警告吗?Q5:我实际上可以给予这个摘要器的最大输入是多少?
合理的
max_length
或更恰当的max_new_tokens
最有可能低于您的输入长度,如果有某种UI限制或计算/延迟限制,最好将其保持在低水平并接近所需的任何长度。也就是说,要设置
max_new_tokens
,只需确保它低于输入文本中的token数量,并且对您的应用程序足够敏感。如果您想知道一个大致的数量,请尝试不设置限制的模型,看看汇总输出是否是您期望的模型行为,然后进行适当的调整。如烹饪时的调味料,***“根据需要添加/减少
max_new_tokens
”***Q3:在上述2211个字符中,前933个字符是来自文本的有效内容,但随后会发布文本,如...

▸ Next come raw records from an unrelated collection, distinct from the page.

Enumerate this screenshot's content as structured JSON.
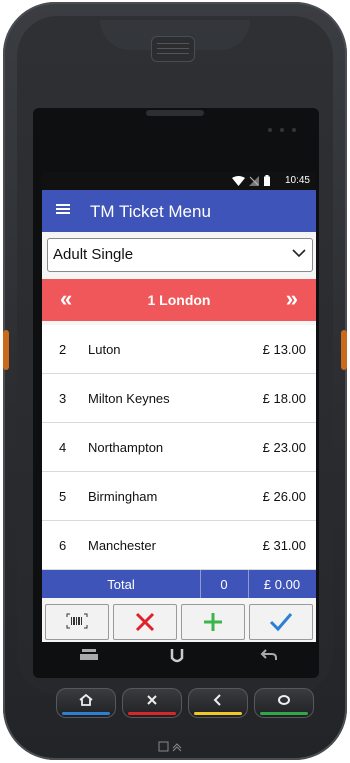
{
  "status_bar": {
    "time": "10:45",
    "wifi_icon": "wifi-icon",
    "signal_icon": "no-signal-icon",
    "battery_icon": "battery-icon"
  },
  "app_bar": {
    "menu_icon": "menu-icon",
    "title": "TM Ticket Menu"
  },
  "ticket_type": {
    "selected": "Adult Single",
    "chevron_icon": "chevron-down-icon"
  },
  "station_nav": {
    "prev_glyph": "«",
    "label": "1 London",
    "next_glyph": "»"
  },
  "destinations": [
    {
      "num": "2",
      "name": "Luton",
      "price": "£ 13.00"
    },
    {
      "num": "3",
      "name": "Milton Keynes",
      "price": "£ 18.00"
    },
    {
      "num": "4",
      "name": "Northampton",
      "price": "£ 23.00"
    },
    {
      "num": "5",
      "name": "Birmingham",
      "price": "£ 26.00"
    },
    {
      "num": "6",
      "name": "Manchester",
      "price": "£ 31.00"
    }
  ],
  "totals": {
    "label": "Total",
    "count": "0",
    "amount": "£ 0.00"
  },
  "actions": {
    "barcode_icon": "barcode-icon",
    "cancel_icon": "cross-icon",
    "add_icon": "plus-icon",
    "confirm_icon": "check-icon",
    "colors": {
      "cancel": "#e0202a",
      "add": "#3db54a",
      "confirm": "#2b7fd6"
    }
  },
  "colors": {
    "primary": "#3f54b8",
    "station_bar": "#f0575a"
  }
}
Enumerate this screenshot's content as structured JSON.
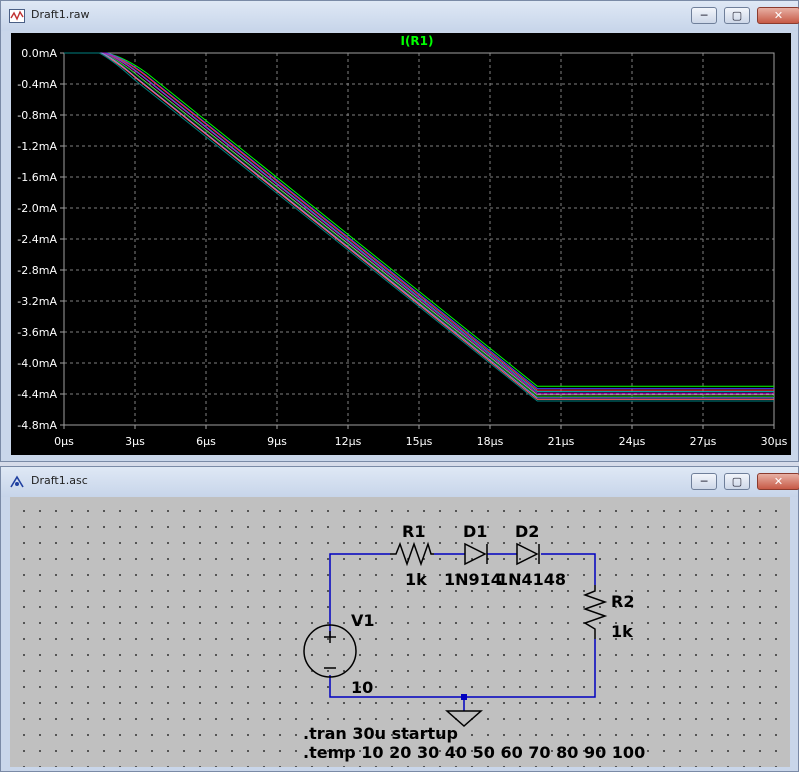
{
  "waveform_window": {
    "title": "Draft1.raw",
    "buttons": {
      "minimize": "─",
      "maximize": "▢",
      "close": "✕"
    }
  },
  "schematic_window": {
    "title": "Draft1.asc",
    "buttons": {
      "minimize": "─",
      "maximize": "▢",
      "close": "✕"
    }
  },
  "chart_data": {
    "type": "line",
    "title": "I(R1)",
    "title_color": "#00ff00",
    "background": "#000000",
    "grid": true,
    "xlabel": "",
    "ylabel": "",
    "x_unit": "µs",
    "y_unit": "mA",
    "xlim": [
      0,
      30
    ],
    "ylim": [
      -4.8,
      0.0
    ],
    "x_ticks": [
      "0µs",
      "3µs",
      "6µs",
      "9µs",
      "12µs",
      "15µs",
      "18µs",
      "21µs",
      "24µs",
      "27µs",
      "30µs"
    ],
    "y_ticks": [
      "0.0mA",
      "-0.4mA",
      "-0.8mA",
      "-1.2mA",
      "-1.6mA",
      "-2.0mA",
      "-2.4mA",
      "-2.8mA",
      "-3.2mA",
      "-3.6mA",
      "-4.0mA",
      "-4.4mA",
      "-4.8mA"
    ],
    "series": [
      {
        "color": "#00ff00",
        "x": [
          0,
          1.8,
          2.6,
          3.5,
          20.0,
          30
        ],
        "y": [
          0,
          0,
          -0.06,
          -0.26,
          -4.3,
          -4.3
        ]
      },
      {
        "color": "#4040ff",
        "x": [
          0,
          1.8,
          2.5,
          3.4,
          20.0,
          30
        ],
        "y": [
          0,
          0,
          -0.06,
          -0.27,
          -4.33,
          -4.33
        ]
      },
      {
        "color": "#ff3030",
        "x": [
          0,
          1.7,
          2.5,
          3.4,
          20.0,
          30
        ],
        "y": [
          0,
          0,
          -0.07,
          -0.28,
          -4.35,
          -4.35
        ]
      },
      {
        "color": "#00c0c0",
        "x": [
          0,
          1.7,
          2.4,
          3.3,
          20.0,
          30
        ],
        "y": [
          0,
          0,
          -0.07,
          -0.29,
          -4.37,
          -4.37
        ]
      },
      {
        "color": "#c000c0",
        "x": [
          0,
          1.7,
          2.4,
          3.3,
          20.0,
          30
        ],
        "y": [
          0,
          0,
          -0.08,
          -0.3,
          -4.39,
          -4.39
        ]
      },
      {
        "color": "#a0a0a0",
        "x": [
          0,
          1.6,
          2.3,
          3.2,
          20.0,
          30
        ],
        "y": [
          0,
          0,
          -0.08,
          -0.31,
          -4.41,
          -4.41
        ]
      },
      {
        "color": "#00a000",
        "x": [
          0,
          1.6,
          2.3,
          3.2,
          20.0,
          30
        ],
        "y": [
          0,
          0,
          -0.09,
          -0.32,
          -4.43,
          -4.43
        ]
      },
      {
        "color": "#8080ff",
        "x": [
          0,
          1.6,
          2.2,
          3.1,
          20.0,
          30
        ],
        "y": [
          0,
          0,
          -0.09,
          -0.33,
          -4.45,
          -4.45
        ]
      },
      {
        "color": "#ff6060",
        "x": [
          0,
          1.5,
          2.2,
          3.1,
          20.0,
          30
        ],
        "y": [
          0,
          0,
          -0.1,
          -0.34,
          -4.47,
          -4.47
        ]
      },
      {
        "color": "#008080",
        "x": [
          0,
          1.5,
          2.1,
          3.0,
          20.0,
          30
        ],
        "y": [
          0,
          0,
          -0.1,
          -0.35,
          -4.49,
          -4.49
        ]
      }
    ]
  },
  "schematic": {
    "r1": {
      "name": "R1",
      "value": "1k"
    },
    "d1": {
      "name": "D1",
      "value": "1N914"
    },
    "d2": {
      "name": "D2",
      "value": "1N4148"
    },
    "r2": {
      "name": "R2",
      "value": "1k"
    },
    "v1": {
      "name": "V1",
      "value": "10"
    },
    "directives": [
      ".tran 30u startup",
      ".temp 10 20 30 40 50 60 70 80 90 100"
    ]
  },
  "colors": {
    "wire": "#0000c0",
    "component": "#000000",
    "label": "#000000",
    "plot_bg": "#000000",
    "schematic_bg": "#c0c0c0"
  }
}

当将min_length设置为某个任意大的数字时,远大于模型的默认输出,即73个子字,
它就会警告你,
[sterr]:
它会开始产生幻觉,超过前300个子词标记。可能,模型认为超过300个子词,输入文本中的其他内容都不重要。
输出类似于:
问:为什么模型开始产生超过300个子词的幻觉?
很好的问题,也是一个活跃的研究领域,请参阅https://aclanthology.org/2022.naacl-main.387/,在该领域还有更多。
[意见]:就个人而言,Hunch说,这很可能是因为模型从文本中学习的大部分数据都是800多个子词,它训练的摘要长度在80-300个子词之间。训练数据点在摘要中有300-500个子词,它总是包含SOS帮助热线。因此,每当模型达到
min_length
〉300时,它就开始过拟合。为了证明这个猜测,尝试另一个随机的800多个子字的文本,然后再次将min_length设置为500,它很可能会再次幻觉SOS句子超过300个子字。